How long Piniella will be sidelined was to be determined after he talks to Major League Baseball officials on Monday.
"People are saying, 'Nice going, Tram,'" Trammell said. "It's Lou's win and the Chicago Cubs' win. I mean, what did I do today, honestly?"
He didn't get ejected, and won his only argument, although Trammell didn't have to say anything. Soriano hit a ball into the basket in left that bounced back onto the field with two outs in the fifth, and was originally ruled a double. The umpires conferred and gave Soriano the home run, which opened a 5-0 lead.
Maybe Piniella's hat-kicking antics motivated the team?
"To me, that gave me more motivation if we have a manager like Lou fight for us," Soriano said. "I came back today with more energy because we have a manager who fights for us."
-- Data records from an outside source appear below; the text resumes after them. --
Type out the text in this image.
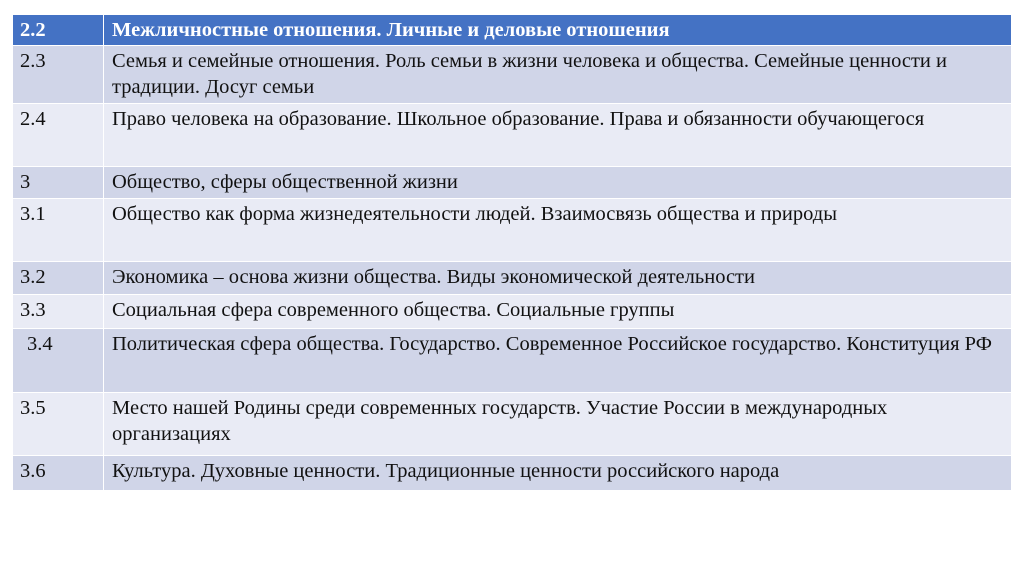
2.2	Межличностные отношения. Личные и деловые отношения
2.3	Семья и семейные отношения. Роль семьи в жизни человека и общества. Семейные ценности и традиции. Досуг семьи
2.4	Право человека на образование. Школьное образование. Права и обязанности обучающегося
3	Общество, сферы общественной жизни
3.1	Общество как форма жизнедеятельности людей. Взаимосвязь общества и природы
3.2	Экономика – основа жизни общества. Виды экономической деятельности
3.3	Социальная сфера современного общества. Социальные группы
3.4	Политическая сфера общества. Государство. Современное Российское государство. Конституция РФ
3.5	Место нашей Родины среди современных государств. Участие России в международных организациях
3.6	Культура. Духовные ценности. Традиционные ценности российского народа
"I think Lou's ejection was two months of frustration, to be honest with you," DeRosa said. "It was a matter of time before that was coming. He wanted to light a spark under us. I know it worked for myself. It's been frustrating and depressing. We wanted to get the fans back on our side today. We wanted to relax and have fun and everybody in the lineup contributed today."
It's been quite a weekend, what with Michael Barrett and Carlos Zambrano scuffling in the Cubs dugout on Friday and Piniella's hat-kicking antics on Saturday.
"You don't see a fight every day in the dugout, so you have to deal with the questions and attention that brings," Lee said. "The ejection, we knew that was coming sooner or later, so that wasn't too big a deal. Our main concern was playing, and we did a good job playing today."
Sean Marshall (1-2) benefitted. The young lefty with the nasty curve matched his career-high with eight strikeouts and held the Braves to one run on six hits over 6 2/3 innings. In Marshall's 11 losses, dating back to last season, the Cubs had scored 10 runs. DeRosa made up for that with one swing.
The Cubs loaded the bases in the first on singles by Felix Pie, called up from Triple-A Iowa before the game, Lee and Aramis Ramirez. Jacque Jones then lined the ball to right and it hit Ramirez, who was out. DeRosa made up for it with his second career grand slam and sixth homer this season off a 3-2 pitch from Lance Cormier (0-1).
"I think the big thing was we got a big hit from DeRosa and boom, there you go," Lee said. "Everyone settled down after that. If [DeRosa] grounds out there and it's 0-0, you think, 'Man, another opportunity wasted.'"
Lee, the National League's leading hitter, added three more hits, including his sixth home run leading off the third for a 6-0 lead. He's now batting .361.
But wait -- there's more. In the Cubs' fifth, Soriano tripled to lead off and scored on Pie's bloop double to right. Cormier exited, and Lee greeted Oscar Villarreal with a single. One out later, Jones hit an RBI single and DeRosa added a sacrifice fly.
It's the most runs the Cubs have scored since an 11-6 win over the White Sox on May 19. During the six-game losing streak, they had averaged less than three runs a game.
Soriano and Pie were a combined 5-for-10, and together, hit for the cycle.
"He's like my brother here," Soriano said of the rookie outfielder. "I'm very excited for him."
"We have such a good offense," Lee said. "We can have days like this -- we just need to do it more consistently."
Hopefully, Piniella doesn't have to get thrown out soon to motivate the Cubs the rest of the season.
"It was good to see -- there was a little extra spark to get us going," Marshall said of the Cubs manager's outburst. "It was fun to watch, too. The fans liked it."